I can't really say I understand it fully, but I guess this says something about problems arising from locking your computer down to prevent leaks with the VPN-connection on a public network. Had it been on a simple LAN, there would've been no problems (as there usually aren't when I use the machine at home), as well as there would've been no problems had the machine not been locked down (i.e had had unrestricted outbound network access in the first place).

[Anonymous Writer 2]

Guys, what do you think about my network interface approach, written a few days ago..?

airvpn.org/index.php?option=com_kunena&a...&Itemid=142#5642

IMO it has quite a few benefits like allowing LAN traffic to continue functioning, and it's just a cleaner approach as opposed to specifying ports and protocols and whatnot.

Although I would rather not get involved in this discussion, I feel obligated to point out a few things.

I think we can all agree that there are a variety of different configurations possible to secure VPN connections. I am familiar with your configuration. Although I agree that using tun0 works well, I would hardly classify it as overall “cleaner” than the configuration I laid out.

Let's exam this.

Using tun0 requires users to have some basic understanding of sudo and the command line, which many neophytes do not. More importantly, this configuration requires many rules and makes the Gufw look “unclean.”

With my configuration, no tun0 nor command line is required; therefore, it is more simplistic. Similar to the tun0 configuration, in my configuration users connect to the IP and protocol they desire but from their NAT address; more importantly, unlike the tun0 configuration, all incoming is blocked.

You claim “IMO it has quite a few benefits like allowing LAN traffic to continue functioning.” Uh, what? LAN still works.

You claim that “as opposed to specifying ports and protocols...” but in actuality the tun0 configuration requires you to specify between the TCP and UDP protocols. If you specify “TCP,” and the VPN is set for “UDP,” the VPN will not connect. So to be on the safe side, you could choose “Both.” So this is a bit dishonest.

In both configurations, user must choose from TCP, UDP, or Both.

In regard to the claim that my configuration requires one to specify a “port”—it does not. As I already made clear, the “port” is not required and should only be used when using dynamic services (i.e. Tor) that require a fishing expedition of Tor entrance IPs; or to avoid listing every single IP when using multiple services on the same port. IP connections are always the more secure and preferred method.

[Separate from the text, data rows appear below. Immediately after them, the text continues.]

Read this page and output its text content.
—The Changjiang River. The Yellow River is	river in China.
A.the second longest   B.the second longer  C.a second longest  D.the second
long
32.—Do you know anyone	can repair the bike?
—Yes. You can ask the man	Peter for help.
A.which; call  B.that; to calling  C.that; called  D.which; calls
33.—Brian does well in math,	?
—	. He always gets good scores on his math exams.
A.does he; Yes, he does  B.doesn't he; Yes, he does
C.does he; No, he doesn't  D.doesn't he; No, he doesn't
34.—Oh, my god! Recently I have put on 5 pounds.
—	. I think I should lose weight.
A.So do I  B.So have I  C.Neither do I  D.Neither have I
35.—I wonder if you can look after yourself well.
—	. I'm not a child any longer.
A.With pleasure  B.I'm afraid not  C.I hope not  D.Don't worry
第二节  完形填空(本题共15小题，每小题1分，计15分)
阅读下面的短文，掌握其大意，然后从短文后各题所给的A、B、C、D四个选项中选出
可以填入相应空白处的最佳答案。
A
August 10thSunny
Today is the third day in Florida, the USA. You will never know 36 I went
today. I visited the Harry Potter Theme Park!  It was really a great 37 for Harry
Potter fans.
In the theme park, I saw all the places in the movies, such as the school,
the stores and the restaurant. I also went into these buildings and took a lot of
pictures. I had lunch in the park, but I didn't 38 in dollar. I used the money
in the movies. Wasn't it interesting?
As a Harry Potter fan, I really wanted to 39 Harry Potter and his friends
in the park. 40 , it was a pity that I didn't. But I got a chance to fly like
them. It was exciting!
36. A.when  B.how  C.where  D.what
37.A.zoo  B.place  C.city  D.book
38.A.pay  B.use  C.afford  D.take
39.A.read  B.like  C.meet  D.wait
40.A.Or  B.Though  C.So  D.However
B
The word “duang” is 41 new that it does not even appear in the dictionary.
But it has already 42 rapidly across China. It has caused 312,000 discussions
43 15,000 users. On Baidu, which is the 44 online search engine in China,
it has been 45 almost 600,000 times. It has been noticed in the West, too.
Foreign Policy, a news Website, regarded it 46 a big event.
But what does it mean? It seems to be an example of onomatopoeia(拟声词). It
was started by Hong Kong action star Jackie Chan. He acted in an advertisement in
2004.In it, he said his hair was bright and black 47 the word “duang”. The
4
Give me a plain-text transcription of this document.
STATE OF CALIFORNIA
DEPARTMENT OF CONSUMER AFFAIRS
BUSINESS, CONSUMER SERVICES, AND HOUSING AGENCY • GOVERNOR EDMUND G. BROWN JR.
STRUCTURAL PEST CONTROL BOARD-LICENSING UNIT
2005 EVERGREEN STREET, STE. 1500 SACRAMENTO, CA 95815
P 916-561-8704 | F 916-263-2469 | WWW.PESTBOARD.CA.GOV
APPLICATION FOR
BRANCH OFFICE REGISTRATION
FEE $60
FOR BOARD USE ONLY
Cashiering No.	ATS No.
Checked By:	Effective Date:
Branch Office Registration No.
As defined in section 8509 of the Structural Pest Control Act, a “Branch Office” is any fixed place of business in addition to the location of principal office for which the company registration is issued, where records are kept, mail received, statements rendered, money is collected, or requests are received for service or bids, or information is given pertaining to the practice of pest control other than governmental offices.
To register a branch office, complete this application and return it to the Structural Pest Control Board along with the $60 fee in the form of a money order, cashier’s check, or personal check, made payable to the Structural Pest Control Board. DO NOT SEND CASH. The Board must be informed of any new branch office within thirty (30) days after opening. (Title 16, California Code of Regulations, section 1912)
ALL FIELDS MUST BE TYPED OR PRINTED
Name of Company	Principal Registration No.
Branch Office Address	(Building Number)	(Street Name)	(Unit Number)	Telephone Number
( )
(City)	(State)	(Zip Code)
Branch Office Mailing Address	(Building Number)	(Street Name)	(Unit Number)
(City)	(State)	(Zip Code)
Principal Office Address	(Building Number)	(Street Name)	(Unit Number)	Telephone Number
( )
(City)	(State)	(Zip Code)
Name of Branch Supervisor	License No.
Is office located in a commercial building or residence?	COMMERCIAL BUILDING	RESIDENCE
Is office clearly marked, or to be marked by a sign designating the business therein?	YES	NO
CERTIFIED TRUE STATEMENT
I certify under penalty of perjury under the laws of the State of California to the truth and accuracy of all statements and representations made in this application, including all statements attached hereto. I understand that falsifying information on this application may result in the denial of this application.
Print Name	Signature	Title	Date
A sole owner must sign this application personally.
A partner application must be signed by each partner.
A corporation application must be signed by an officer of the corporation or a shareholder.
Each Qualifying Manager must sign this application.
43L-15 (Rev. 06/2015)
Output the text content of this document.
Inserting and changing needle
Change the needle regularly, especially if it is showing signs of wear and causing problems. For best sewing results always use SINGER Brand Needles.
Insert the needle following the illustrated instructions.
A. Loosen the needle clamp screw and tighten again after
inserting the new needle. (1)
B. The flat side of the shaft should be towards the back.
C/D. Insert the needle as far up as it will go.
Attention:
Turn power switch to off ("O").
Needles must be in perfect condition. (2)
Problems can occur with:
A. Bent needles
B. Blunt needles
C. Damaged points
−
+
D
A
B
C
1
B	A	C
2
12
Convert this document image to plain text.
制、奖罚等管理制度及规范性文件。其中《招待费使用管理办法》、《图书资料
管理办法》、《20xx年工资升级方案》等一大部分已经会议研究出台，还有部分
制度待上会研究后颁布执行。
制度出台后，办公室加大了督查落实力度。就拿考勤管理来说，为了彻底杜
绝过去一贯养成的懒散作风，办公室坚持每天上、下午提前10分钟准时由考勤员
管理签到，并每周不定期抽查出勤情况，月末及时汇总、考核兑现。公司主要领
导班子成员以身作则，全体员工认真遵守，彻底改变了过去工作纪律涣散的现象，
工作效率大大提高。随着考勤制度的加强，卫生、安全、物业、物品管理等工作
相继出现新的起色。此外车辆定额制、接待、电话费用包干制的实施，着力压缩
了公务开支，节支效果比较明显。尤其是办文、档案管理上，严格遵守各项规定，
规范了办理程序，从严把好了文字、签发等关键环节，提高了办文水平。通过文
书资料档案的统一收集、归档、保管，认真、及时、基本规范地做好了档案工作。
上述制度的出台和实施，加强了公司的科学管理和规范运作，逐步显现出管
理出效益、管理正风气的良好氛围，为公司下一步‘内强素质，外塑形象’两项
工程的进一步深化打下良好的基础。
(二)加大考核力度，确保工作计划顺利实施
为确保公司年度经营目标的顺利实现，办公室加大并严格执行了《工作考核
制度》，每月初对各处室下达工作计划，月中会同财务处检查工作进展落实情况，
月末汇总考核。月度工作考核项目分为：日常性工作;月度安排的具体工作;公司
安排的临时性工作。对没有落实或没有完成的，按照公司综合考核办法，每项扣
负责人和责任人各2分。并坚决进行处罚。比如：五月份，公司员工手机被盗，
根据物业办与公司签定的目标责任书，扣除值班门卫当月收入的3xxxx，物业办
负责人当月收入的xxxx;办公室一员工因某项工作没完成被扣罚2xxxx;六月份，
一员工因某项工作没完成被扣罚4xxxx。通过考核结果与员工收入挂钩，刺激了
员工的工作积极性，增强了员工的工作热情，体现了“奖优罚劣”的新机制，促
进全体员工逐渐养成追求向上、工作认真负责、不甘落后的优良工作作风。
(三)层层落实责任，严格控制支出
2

I would also point out the following:

When using the tun0 configuration, when a VPN connection is made, users can still connect to other IPs apart from the VPN IPs listed in the Firewall rules. In fact, I have successfully made connections to various proxies, including Tor.

Even though the configuration only allows out VPN IPs, all other proxy services work when connected to the VPN. When the VPN is disconnected, nothing works.

In the end, all the various configurations, whether Shorewall, Firestarter, or ufw work well.